Christianson has always loved to draw people and has done so for as long as she can remember. Since 2003, she has been drawing portraits of Jesus and the saints, which are her favorite subjects. “The list of saints I want to draw is so long,” she says. “I think I started out by drawing my personal favorite saints (Joseph, Thérèse and Dymphna) first. Now, I listen to what people want and sometimes just feel inspired to draw a particular saint.”
She does not rely on her natural talent alone in drawing. “I pray to each saint I draw for inspiration and help,” she notes. “Sometimes, I have no problem with someone I am drawing and can complete the portrait in two or three days. But sometimes I really struggle with getting what I want and can work on it for weeks. These take more prayer to get through.”
The toughest subject to draw? “The toughest one to draw always is the Blessed Virgin,” she says. “I can never ever make her beautiful enough and always struggle — and am usually disappointed with the results.”
Customers have not been disappointed with her Immaculate Heart of Mary portrait. It is a close second in popularity to her Sacred Heart of Jesus. In fact, Ignatius Press carried the portrait in its catalog for a few years starting in 2004.
Christianson is a member of North American Martyrs Parish, a traditional Latin Mass community in Seattle overseen by the Priestly Fraternity of Saint Peter (FSSP). She joined the parish shortly after it was formed in September 2008 because of her great love of the traditional Latin liturgy. “The beauty of the traditional Mass is so appealing to me,” she says.
She still maintains a presence at her former parish of St. Mark, located just north of Seattle. Her depiction of St. Mark, which includes his customary symbol of a winged lion, is featured on the cover of the parish bulletin, and four other portraits (two of Jesus, one of Mary and one of St. Francis of Assisi) are displayed in the parish rectory.
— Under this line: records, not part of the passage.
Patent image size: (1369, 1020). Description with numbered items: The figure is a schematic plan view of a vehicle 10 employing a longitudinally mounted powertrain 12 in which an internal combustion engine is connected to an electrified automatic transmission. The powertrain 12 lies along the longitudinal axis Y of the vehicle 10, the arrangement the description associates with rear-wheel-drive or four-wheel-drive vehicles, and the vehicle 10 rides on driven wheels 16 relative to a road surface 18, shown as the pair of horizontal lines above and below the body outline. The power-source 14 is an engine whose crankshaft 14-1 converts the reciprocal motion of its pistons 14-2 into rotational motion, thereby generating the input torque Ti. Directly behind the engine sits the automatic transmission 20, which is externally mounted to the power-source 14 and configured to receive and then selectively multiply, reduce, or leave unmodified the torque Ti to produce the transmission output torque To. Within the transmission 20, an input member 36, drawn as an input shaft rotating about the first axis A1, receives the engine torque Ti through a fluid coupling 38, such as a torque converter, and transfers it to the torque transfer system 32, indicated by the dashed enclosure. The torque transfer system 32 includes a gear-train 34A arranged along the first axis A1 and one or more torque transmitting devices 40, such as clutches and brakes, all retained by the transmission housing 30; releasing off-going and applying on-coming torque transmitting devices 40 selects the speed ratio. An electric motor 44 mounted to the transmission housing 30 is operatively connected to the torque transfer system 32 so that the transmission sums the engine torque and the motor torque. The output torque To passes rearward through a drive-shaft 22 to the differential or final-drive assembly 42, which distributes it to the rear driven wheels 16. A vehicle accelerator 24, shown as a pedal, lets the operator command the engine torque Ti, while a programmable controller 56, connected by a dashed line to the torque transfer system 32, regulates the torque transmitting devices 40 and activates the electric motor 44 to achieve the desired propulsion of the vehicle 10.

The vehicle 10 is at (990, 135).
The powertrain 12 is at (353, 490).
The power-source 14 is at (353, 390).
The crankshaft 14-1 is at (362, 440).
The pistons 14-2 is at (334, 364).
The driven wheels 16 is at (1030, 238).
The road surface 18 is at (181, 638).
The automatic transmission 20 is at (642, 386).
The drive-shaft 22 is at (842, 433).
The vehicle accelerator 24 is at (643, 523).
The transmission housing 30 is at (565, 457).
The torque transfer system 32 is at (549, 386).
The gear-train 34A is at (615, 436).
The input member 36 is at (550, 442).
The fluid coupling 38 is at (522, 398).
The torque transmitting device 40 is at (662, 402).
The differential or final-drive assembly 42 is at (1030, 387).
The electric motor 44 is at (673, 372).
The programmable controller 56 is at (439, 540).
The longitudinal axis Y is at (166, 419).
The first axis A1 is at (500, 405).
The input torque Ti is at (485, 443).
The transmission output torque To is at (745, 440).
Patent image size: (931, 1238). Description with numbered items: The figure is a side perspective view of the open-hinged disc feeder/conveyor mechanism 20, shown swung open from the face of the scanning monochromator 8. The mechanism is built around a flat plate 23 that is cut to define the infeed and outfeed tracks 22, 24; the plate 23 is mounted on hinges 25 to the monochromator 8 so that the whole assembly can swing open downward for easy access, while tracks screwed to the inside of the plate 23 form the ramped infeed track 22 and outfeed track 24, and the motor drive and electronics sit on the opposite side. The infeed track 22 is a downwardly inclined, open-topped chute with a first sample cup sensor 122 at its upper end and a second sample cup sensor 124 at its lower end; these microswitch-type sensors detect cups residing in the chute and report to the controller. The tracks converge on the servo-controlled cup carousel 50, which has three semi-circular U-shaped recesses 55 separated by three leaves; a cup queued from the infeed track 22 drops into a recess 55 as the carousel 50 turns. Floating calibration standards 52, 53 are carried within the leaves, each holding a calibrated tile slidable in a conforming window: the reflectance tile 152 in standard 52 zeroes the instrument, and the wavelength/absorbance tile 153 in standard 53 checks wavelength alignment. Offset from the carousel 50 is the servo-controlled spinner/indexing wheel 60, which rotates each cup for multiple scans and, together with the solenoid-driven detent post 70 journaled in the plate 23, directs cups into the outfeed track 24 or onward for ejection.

St. Mark’s parishioner Beverly Ogle appreciates Christianson’s presence in the parish and is fond of the portrait of St. Mark because “it depicts him as a holy person, the writer of one of the four Gospels, and the portrait is special for us, as it can only be used for the cover of our bulletin.”
Ogle also extended blanket approval for the other portraits: “I like all of Tracy’s art. Her portraits of the saints are beautiful and very realistic. I like the softness of many of them. In looking at her portraits of the saints, you can see God’s grace in each face, showing a very holy person, with God’s love showing forth. I would think that this is not easy to portray.”
Sharing Faith Through Art
Christianson works diligently at her craft because she loves it. “I have several easels set up and do at least some drawing every day,” she says. “I usually am working on several different portraits at the same time. It’s good to walk away from your work so that when you come back you look at it with new eyes.”
She creates the portraits, but she has help with the production and marketing. “My sister (Dixie Foster) takes all the orders and ships them,” Christianson says. “She does all the framing, makes all the plaques and crucifixes. She basically does everything but draw the portrait.”
In fact, it was her sister who thought of starting the business in the first place. Foster says, “I love her work and the realism of the portraits. I think her Sacred Heart and Immaculate Heart are the most beautiful I have seen and thought they should be made available for everyone. There isn’t a whole lot to choose from out there. You see the same images on Christmas cards every year, and I think people are always looking for something new and different.”
Christianson is thankful for her sister’s contributions, but is most thankful for the source of her talent: God. She explains her gratitude in a simple prayer: “Thank you, Lord, for the gift of drawing and giving me such an enjoyable way to use it.”